Discipline and inquiry

The report finds that across MENA, institutional curricula depend heavily on rote memorisation, leaving little time for the development of critical thinking skills. Although discipline is important, too much may constrict students’ ability to learn, think, explore ideas or question concepts. Inquiry, by contrast, allows students to understand their surroundings, contextualise concepts through questions and experimentation, and build the skills they need to learn throughout life.

Tension between discipline and inquiry hampers the push for solution-focused, multidisciplinary, high-impact research, notes the report.

The issue is that whereas effective post-secondary education programmes are expected to emphasise practical training instead of theoretical knowledge, this is not the case in MENA. “Such programmes are skewed toward theory over practice and they tend to have outdated curricula focused on theory and memorisation,” says Karma El-Hassan, associate professor of educational psychology measurement and evaluation at the American University of Beirut.

Control and autonomy

Although access to higher education in MENA has expanded to the extent that the region currently enjoys the highest intergenerational mobility in education in the world, universities have very little autonomy, especially the public universities that are largely state funded.

According to the World Bank, while greater autonomy in higher education institutions tends to be associated with better performance, most universities in MENA have very limited autonomy over academic, staffing and financial matters.

Quoting a 2012 World Bank study, Universities through the Looking Glass: Benchmarking university governance to enable higher education modernization in MENA, that scrutinised governance practices of 100 universities in the region, the current study found that little has changed in terms of academic programmmes, hiring of lecturers and funding.

Tradition and modernity

Another significant challenge for universities in MENA lies in their search for identity and alignment between tradition and modernity.

According to the report’s authors, the key debate is whether universities and the rest of the education sector should focus primarily on acquisition of knowledge and on science, or should concentrate on development and acquisition of religious and moral values.

A new framework and a pact

To establish a system that helps to realise the potential of education in the region, the report recommends the adoption of a new framework for education – one that includes a “concerted push for learning, a wide-reaching pull for skills, and a new pact for education”.

In terms of the “pull for skills”, the report notes that without a realignment of the labour market that increases the demand for skills, the contribution of the education sector to the economy will not be fully realised.

It recommends economic reforms to bring the skills needed in the labour market in line with those conferred by education and sought by parents and students, as well as efforts to address “distortions” in the education sector and beyond.
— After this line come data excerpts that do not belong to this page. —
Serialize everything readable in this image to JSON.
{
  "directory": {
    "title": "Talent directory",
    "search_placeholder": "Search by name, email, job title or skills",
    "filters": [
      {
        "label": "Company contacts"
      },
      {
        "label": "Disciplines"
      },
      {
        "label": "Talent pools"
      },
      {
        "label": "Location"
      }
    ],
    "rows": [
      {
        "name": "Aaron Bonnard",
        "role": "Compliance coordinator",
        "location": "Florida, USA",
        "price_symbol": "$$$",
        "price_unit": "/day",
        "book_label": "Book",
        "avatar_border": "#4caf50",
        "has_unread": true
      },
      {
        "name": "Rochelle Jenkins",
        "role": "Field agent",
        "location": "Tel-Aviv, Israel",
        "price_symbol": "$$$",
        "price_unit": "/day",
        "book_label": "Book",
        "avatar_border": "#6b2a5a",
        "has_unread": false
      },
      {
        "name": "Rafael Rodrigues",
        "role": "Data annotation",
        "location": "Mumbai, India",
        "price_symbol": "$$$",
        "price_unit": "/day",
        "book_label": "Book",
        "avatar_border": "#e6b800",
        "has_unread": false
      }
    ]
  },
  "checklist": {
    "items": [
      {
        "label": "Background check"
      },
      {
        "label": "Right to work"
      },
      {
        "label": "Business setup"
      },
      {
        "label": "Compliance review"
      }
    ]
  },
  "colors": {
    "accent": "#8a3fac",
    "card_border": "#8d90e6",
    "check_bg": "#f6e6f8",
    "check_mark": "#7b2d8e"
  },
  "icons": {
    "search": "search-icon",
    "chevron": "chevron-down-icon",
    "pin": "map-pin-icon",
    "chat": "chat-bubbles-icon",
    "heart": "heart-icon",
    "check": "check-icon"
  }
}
“Employers would shift from focusing on credentials to demanding skills. Parents and students could then demand skills from the education system, which would help MENA move away from a credentialist equilibrium to a skills equilibrium.

“A pull for skills will depend as well on civil service reforms that support hiring, motivating and empowering the best teachers and placing them where they are most needed. Finally, a pull for skills will depend on curricula that reflect the skills that prepare students for social and economic life.”

The report concludes that a pact for education involving all stakeholders is critical. Such a pact would require a unified vision that would take into account the four tensions impinging upon education as well as local context and social norms. It would also need strong leadership and accountability. It would involve reconciling investments and resources with the vision’s priorities.
  • For the purposes of the World Bank report, MENA countries include Algeria, Bahrain, Djibouti, Egypt, Iran, Iraq, Jordan, Kuwait, Lebanon, Libya, Morocco, Oman, Qatar, Saudi Arabia, Syria, Tunisia, United Arab Emirates, West Bank and Gaza, and Yemen.